Staline utilise sans tarder ce faux devant la fraction communiste des syndicats, le 19 novembre 1924 : « Il ressort clairement du procès-verbal que les adversaires d’un soulèvement immédiat, Zinoviev et Kamenev, entrèrent dans l’organisme chargé de diriger l’insurrection. » Trotsky les considère comme la droite du Parti en octobre 1917. « Comment se fait-il alors que ces camarades, en dépit de leurs désaccords […] aient été élus à la coordination politique de l’insurrection[489] ? »

Staline rappelle ici l’ours de la fable, dont il a la démarche pesante. En défendant ses deux alliés, il rappelle du même coup leur hostilité à l’insurrection d’octobre 1917 et sape ainsi leur réputation.

En octobre, le Secrétariat constitue, sous la direction du secrétaire de Staline, Tovstoukha, une commission qui invite tous les militants en possession de documents historiques du Parti à les lui faire parvenir. La commission découvre ainsi la lettre de Lénine, rédigée le 19 octobre 1917, mais jamais envoyée, dénonçant Zinoviev et Kamenev comme briseurs de grève. Découverte on ne peut plus opportune au moment où Staline prépare la rupture prochaine avec ses deux alliés. La commission glisse la lettre dans une enveloppe cachetée portant la mention : « Ne pas ouvrir avant 1929 »…, que Staline fera décacheter beaucoup plus tôt.

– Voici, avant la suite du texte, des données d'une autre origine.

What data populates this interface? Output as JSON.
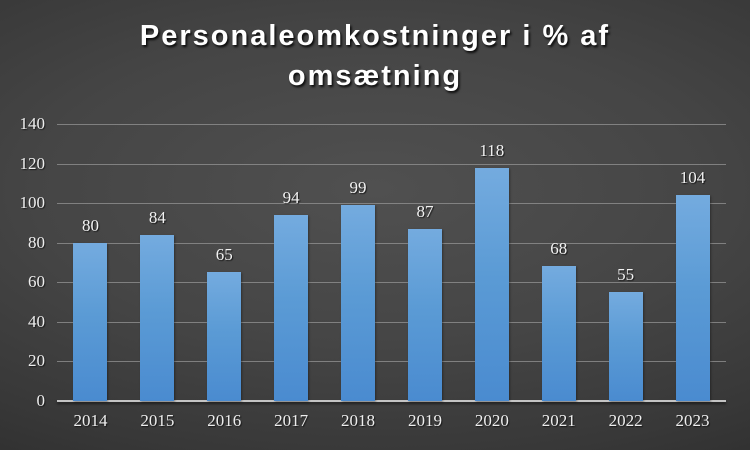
{
  "title": {
    "line1": "Personaleomkostninger i % af",
    "line2": "omsætning"
  },
  "chart_data": {
    "type": "bar",
    "title": "Personaleomkostninger i % af omsætning",
    "categories": [
      "2014",
      "2015",
      "2016",
      "2017",
      "2018",
      "2019",
      "2020",
      "2021",
      "2022",
      "2023"
    ],
    "values": [
      80,
      84,
      65,
      94,
      99,
      87,
      118,
      68,
      55,
      104
    ],
    "xlabel": "",
    "ylabel": "",
    "ylim": [
      0,
      140
    ],
    "yticks": [
      0,
      20,
      40,
      60,
      80,
      100,
      120,
      140
    ],
    "grid": true,
    "legend": "none",
    "data_labels": true
  },
  "colors": {
    "bar_top": "#74abdf",
    "bar_bottom": "#4a8bd0",
    "bar_base": "#5b9bd5",
    "background_center": "#505050",
    "background_edge": "#1d1d1d",
    "gridline": "#949494",
    "axis_line": "#c4c4c4",
    "tick_text": "#eeeeee",
    "data_label_text": "#f2f2f2",
    "title_text": "#ffffff"
  }
}
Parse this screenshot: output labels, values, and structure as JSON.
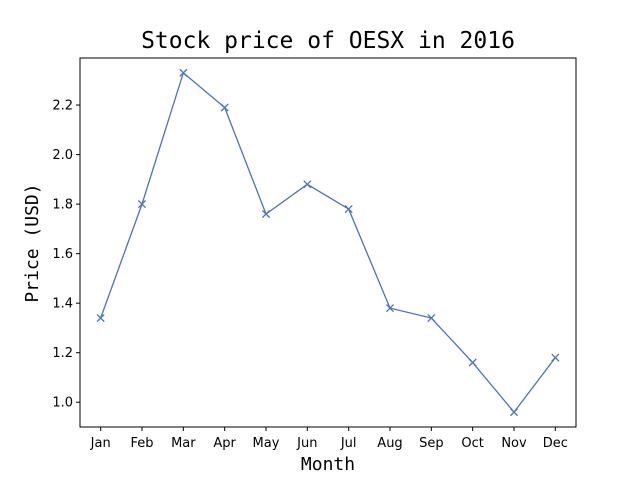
{
  "chart_data": {
    "type": "line",
    "title": "Stock price of OESX in 2016",
    "xlabel": "Month",
    "ylabel": "Price (USD)",
    "categories": [
      "Jan",
      "Feb",
      "Mar",
      "Apr",
      "May",
      "Jun",
      "Jul",
      "Aug",
      "Sep",
      "Oct",
      "Nov",
      "Dec"
    ],
    "series": [
      {
        "values": [
          1.34,
          1.8,
          2.33,
          2.19,
          1.76,
          1.88,
          1.78,
          1.38,
          1.34,
          1.16,
          0.96,
          1.18
        ],
        "color": "#4a72c4",
        "marker": "x"
      }
    ],
    "ylim": [
      0.9,
      2.39
    ],
    "yticks": [
      1.0,
      1.2,
      1.4,
      1.6,
      1.8,
      2.0,
      2.2
    ],
    "ytick_labels": [
      "1.0",
      "1.2",
      "1.4",
      "1.6",
      "1.8",
      "2.0",
      "2.2"
    ],
    "grid": false,
    "legend": "none"
  }
}
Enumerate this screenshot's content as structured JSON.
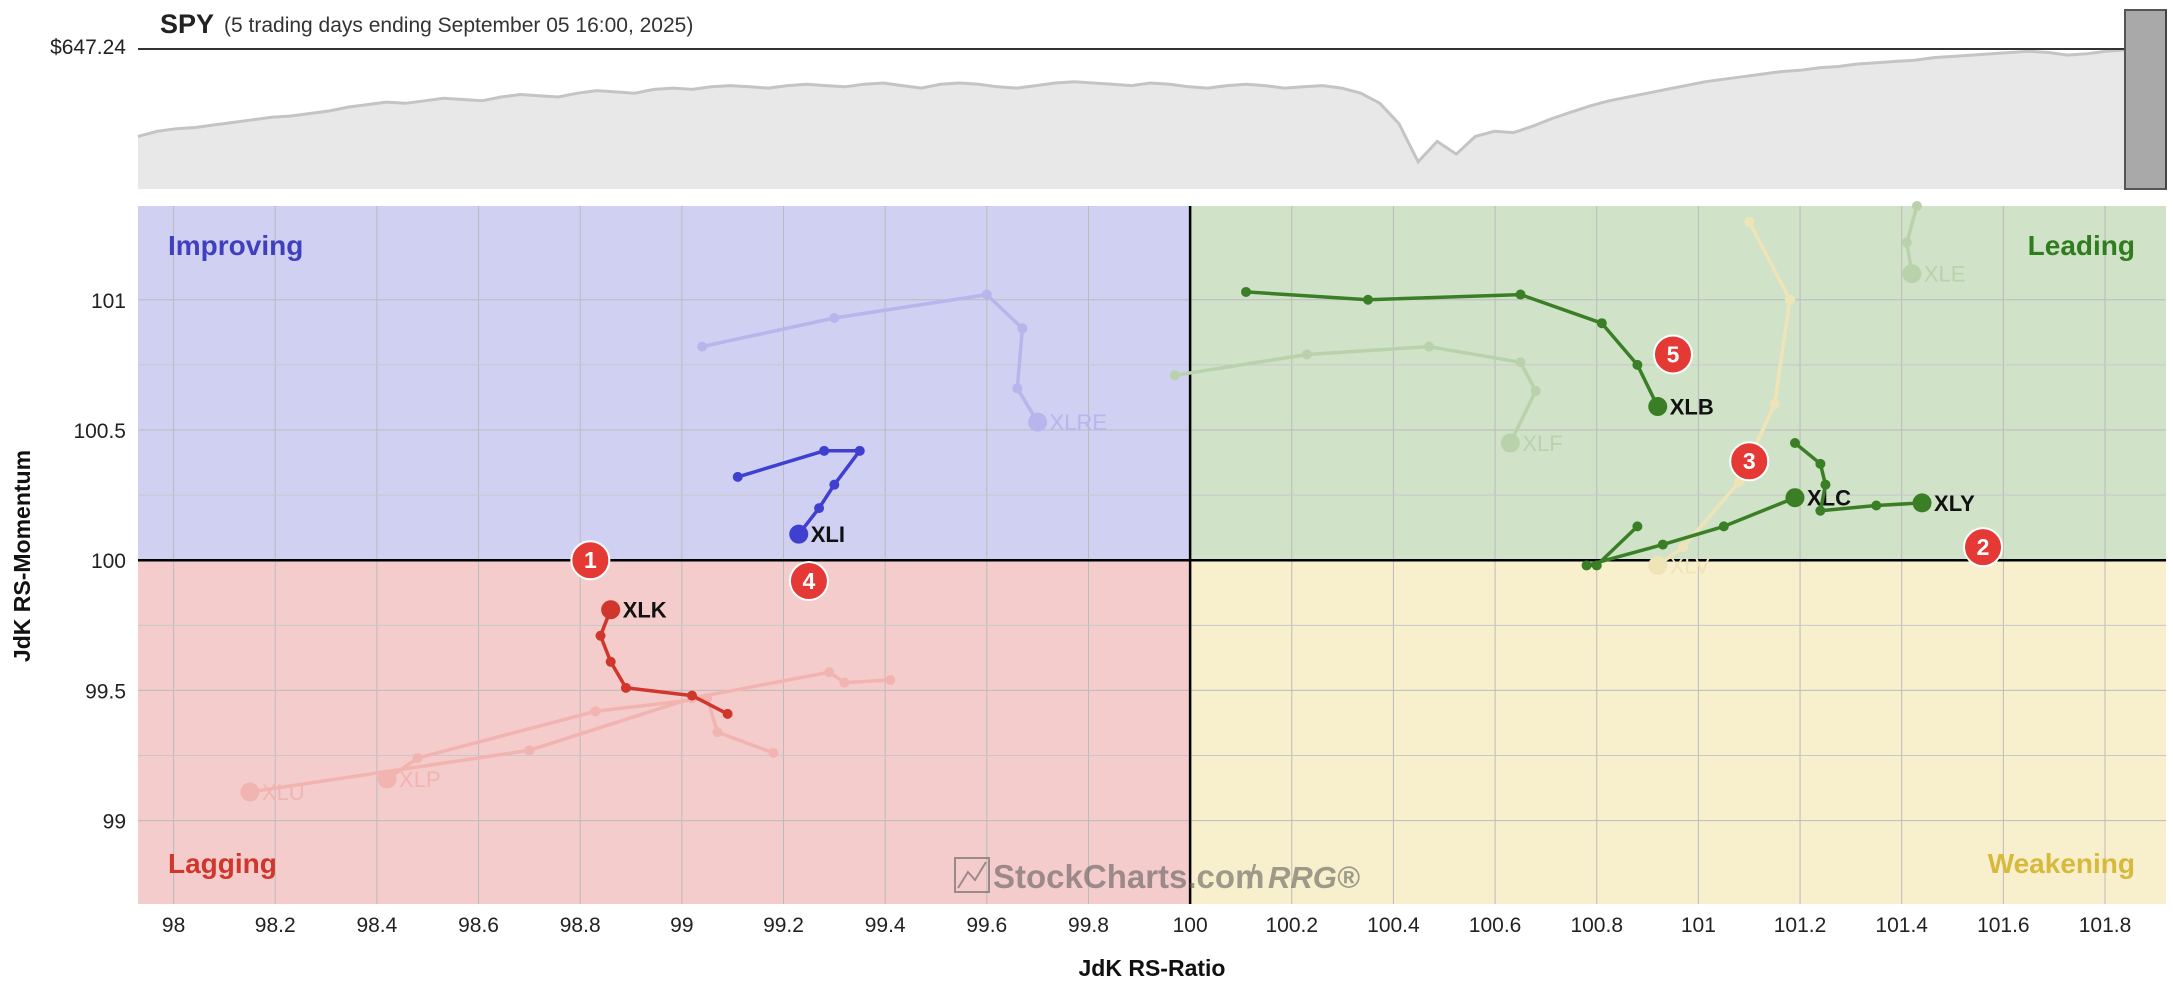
{
  "header": {
    "symbol": "SPY",
    "subtitle": "(5 trading days ending September 05 16:00, 2025)",
    "price": "$647.24"
  },
  "quadrants": {
    "improving": {
      "label": "Improving",
      "color": "#3f3fbf",
      "fill": "#d0d0f3"
    },
    "leading": {
      "label": "Leading",
      "color": "#2f7d1f",
      "fill": "#d0e2c8"
    },
    "lagging": {
      "label": "Lagging",
      "color": "#d0362c",
      "fill": "#f4cccb"
    },
    "weakening": {
      "label": "Weakening",
      "color": "#d8b93c",
      "fill": "#f8efcd"
    }
  },
  "watermark": {
    "brand": "StockCharts.com",
    "sep": "/",
    "product": "RRG®"
  },
  "chart_data": [
    {
      "type": "area",
      "title": "SPY",
      "current_value_label": "$647.24",
      "trend": [
        0.32,
        0.36,
        0.38,
        0.39,
        0.41,
        0.43,
        0.45,
        0.47,
        0.48,
        0.5,
        0.52,
        0.55,
        0.57,
        0.59,
        0.58,
        0.6,
        0.62,
        0.61,
        0.6,
        0.63,
        0.65,
        0.64,
        0.63,
        0.66,
        0.68,
        0.67,
        0.66,
        0.69,
        0.7,
        0.69,
        0.71,
        0.72,
        0.71,
        0.7,
        0.72,
        0.73,
        0.72,
        0.71,
        0.73,
        0.74,
        0.72,
        0.7,
        0.73,
        0.74,
        0.73,
        0.71,
        0.7,
        0.72,
        0.74,
        0.75,
        0.74,
        0.73,
        0.72,
        0.74,
        0.73,
        0.71,
        0.7,
        0.72,
        0.73,
        0.72,
        0.7,
        0.71,
        0.72,
        0.7,
        0.66,
        0.58,
        0.42,
        0.12,
        0.28,
        0.18,
        0.32,
        0.36,
        0.35,
        0.4,
        0.46,
        0.51,
        0.56,
        0.6,
        0.63,
        0.66,
        0.69,
        0.72,
        0.75,
        0.77,
        0.79,
        0.81,
        0.83,
        0.84,
        0.86,
        0.87,
        0.89,
        0.9,
        0.91,
        0.92,
        0.94,
        0.95,
        0.96,
        0.97,
        0.98,
        0.99,
        0.98,
        0.96,
        0.97,
        0.99,
        1.0
      ]
    },
    {
      "type": "scatter",
      "title": "",
      "xlabel": "JdK RS-Ratio",
      "ylabel": "JdK RS-Momentum",
      "xlim": [
        97.93,
        101.92
      ],
      "ylim": [
        98.68,
        101.36
      ],
      "xticks": [
        98,
        98.2,
        98.4,
        98.6,
        98.8,
        99,
        99.2,
        99.4,
        99.6,
        99.8,
        100,
        100.2,
        100.4,
        100.6,
        100.8,
        101,
        101.2,
        101.4,
        101.6,
        101.8
      ],
      "xtick_labels": [
        "98",
        "98.2",
        "98.4",
        "98.6",
        "98.8",
        "99",
        "99.2",
        "99.4",
        "99.6",
        "99.8",
        "100",
        "100.2",
        "100.4",
        "100.6",
        "100.8",
        "101",
        "101.2",
        "101.4",
        "101.6",
        "101.8"
      ],
      "yticks": [
        99,
        99.5,
        100,
        100.5,
        101
      ],
      "ytick_labels": [
        "99",
        "99.5",
        "100",
        "100.5",
        "101"
      ],
      "grid": true,
      "series": [
        {
          "name": "XLK",
          "color": "#d0362c",
          "faded": false,
          "points": [
            [
              99.09,
              99.41
            ],
            [
              99.02,
              99.48
            ],
            [
              98.89,
              99.51
            ],
            [
              98.86,
              99.61
            ],
            [
              98.84,
              99.71
            ],
            [
              98.86,
              99.81
            ]
          ]
        },
        {
          "name": "XLI",
          "color": "#4040d0",
          "faded": false,
          "points": [
            [
              99.11,
              100.32
            ],
            [
              99.28,
              100.42
            ],
            [
              99.35,
              100.42
            ],
            [
              99.3,
              100.29
            ],
            [
              99.27,
              100.2
            ],
            [
              99.23,
              100.1
            ]
          ]
        },
        {
          "name": "XLB",
          "color": "#3a7f26",
          "faded": false,
          "points": [
            [
              100.11,
              101.03
            ],
            [
              100.35,
              101.0
            ],
            [
              100.65,
              101.02
            ],
            [
              100.81,
              100.91
            ],
            [
              100.88,
              100.75
            ],
            [
              100.92,
              100.59
            ]
          ]
        },
        {
          "name": "XLC",
          "color": "#3a7f26",
          "faded": false,
          "points": [
            [
              100.88,
              100.13
            ],
            [
              100.8,
              99.98
            ],
            [
              100.78,
              99.98
            ],
            [
              100.93,
              100.06
            ],
            [
              101.05,
              100.13
            ],
            [
              101.19,
              100.24
            ]
          ]
        },
        {
          "name": "XLY",
          "color": "#3a7f26",
          "faded": false,
          "points": [
            [
              101.19,
              100.45
            ],
            [
              101.24,
              100.37
            ],
            [
              101.25,
              100.29
            ],
            [
              101.24,
              100.19
            ],
            [
              101.35,
              100.21
            ],
            [
              101.44,
              100.22
            ]
          ]
        },
        {
          "name": "XLRE",
          "color": "#b6b6ec",
          "faded": true,
          "points": [
            [
              99.04,
              100.82
            ],
            [
              99.3,
              100.93
            ],
            [
              99.6,
              101.02
            ],
            [
              99.67,
              100.89
            ],
            [
              99.66,
              100.66
            ],
            [
              99.7,
              100.53
            ]
          ]
        },
        {
          "name": "XLF",
          "color": "#b9d2ab",
          "faded": true,
          "points": [
            [
              99.97,
              100.71
            ],
            [
              100.23,
              100.79
            ],
            [
              100.47,
              100.82
            ],
            [
              100.65,
              100.76
            ],
            [
              100.68,
              100.65
            ],
            [
              100.63,
              100.45
            ]
          ]
        },
        {
          "name": "XLU",
          "color": "#f2b4b0",
          "faded": true,
          "points": [
            [
              99.41,
              99.54
            ],
            [
              99.32,
              99.53
            ],
            [
              99.29,
              99.57
            ],
            [
              99.02,
              99.47
            ],
            [
              98.7,
              99.27
            ],
            [
              98.15,
              99.11
            ]
          ]
        },
        {
          "name": "XLP",
          "color": "#f2b4b0",
          "faded": true,
          "points": [
            [
              99.18,
              99.26
            ],
            [
              99.07,
              99.34
            ],
            [
              99.05,
              99.47
            ],
            [
              98.83,
              99.42
            ],
            [
              98.48,
              99.24
            ],
            [
              98.42,
              99.16
            ]
          ]
        },
        {
          "name": "XLE",
          "color": "#b9d2ab",
          "faded": true,
          "points": [
            [
              101.43,
              101.36
            ],
            [
              101.41,
              101.22
            ],
            [
              101.42,
              101.1
            ]
          ]
        },
        {
          "name": "XLV",
          "color": "#efe4b7",
          "faded": true,
          "points": [
            [
              101.1,
              101.3
            ],
            [
              101.18,
              101.0
            ],
            [
              101.15,
              100.6
            ],
            [
              101.08,
              100.3
            ],
            [
              100.97,
              100.05
            ],
            [
              100.92,
              99.98
            ]
          ]
        }
      ],
      "annotations": [
        {
          "label": "1",
          "x": 98.82,
          "y": 100.0
        },
        {
          "label": "2",
          "x": 101.56,
          "y": 100.05
        },
        {
          "label": "3",
          "x": 101.1,
          "y": 100.38
        },
        {
          "label": "4",
          "x": 99.25,
          "y": 99.92
        },
        {
          "label": "5",
          "x": 100.95,
          "y": 100.79
        }
      ]
    }
  ]
}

Ce jeu avec l’histoire est néanmoins secondaire. En ce mois de décembre 1924, il publie une édition modifiée des Questions du léninisme où, contrairement à l’édition antérieure, il affirme possible « l’édification de la société socialiste intégrale dans un seul pays ». Il a fait la découverte « idéologique » de sa vie, qui cerne, de façon certes encore très générale, le contenu politique et social réel du conflit Trotsky-Staline : « révolution internationale » ou « socialisme national ». Radek, futur rallié à Staline, raille sa prétention utopique à « construire le socialisme dans une seule rue », voire, dira-t-il parfois plus vulgairement, « dans une pissotière ». Riazanov, quoique nullement « trotskyste », ricane devant Molotov : « Je veux vivre pour voir comment le socialisme sera construit dans un seul quartier, dans une seule ville, dans un seul district[490]. » Mais Staline promet et répète : « Nous avons tout ce qui est nécessaire pour construire la société socialiste intégrale[491]. » Fort de ce projet autarcique, il est l’homme de la grande promesse à un appareil du Parti désireux de jouir enfin des fruits d’une victoire difficilement acquise et toujours menacée.

Ce qu’il recherche alors avant tout, c’est une formule choc contre l’adversaire. Il la trouve bientôt et la publie dans la Pravda du 17 décembre 1924. La révolution permanente, cette « désespérance permanente », exprime, dit-il, « l’absence de foi dans les possibilités révolutionnaires du mouvement paysan […] et dans les forces et les capacités du prolétariat de Russie ». Pour Trotsky, en effet, le capitalisme, en liant tous les pays entre eux par son mode de production et son commerce, a fait du monde entier un organisme économique et politique unique, régi par la division internationale du travail. Le socialisme ne saurait donc être édifié dans un pays isolé, et le socialisme national autarcique est une utopie réactionnaire. Instinctivement, Staline le nie parce qu’il sent que tel est le vœu de l’appareil. Dès lors, comment les déçus de la révolution mondiale ne se reconnaîtraient-ils pas dans le porteur de cette bonne nouvelle ?

S’il est le meilleur défenseur des « cadres », il n’est pas encore leur maître. Un banal règlement le souligne : le 27 janvier 1925, le Bureau politique dresse la liste, par ordre alphabétique, des dirigeants dont les discours prononcés à Moscou peuvent être transmis en province et de ceux dont les discours prononcés en province peuvent être imprimés. Staline se trouve en dix-neuvième position sur la première et en quinzième sur la seconde. Dans quelques mois pourtant, son pouvoir sera sans partage.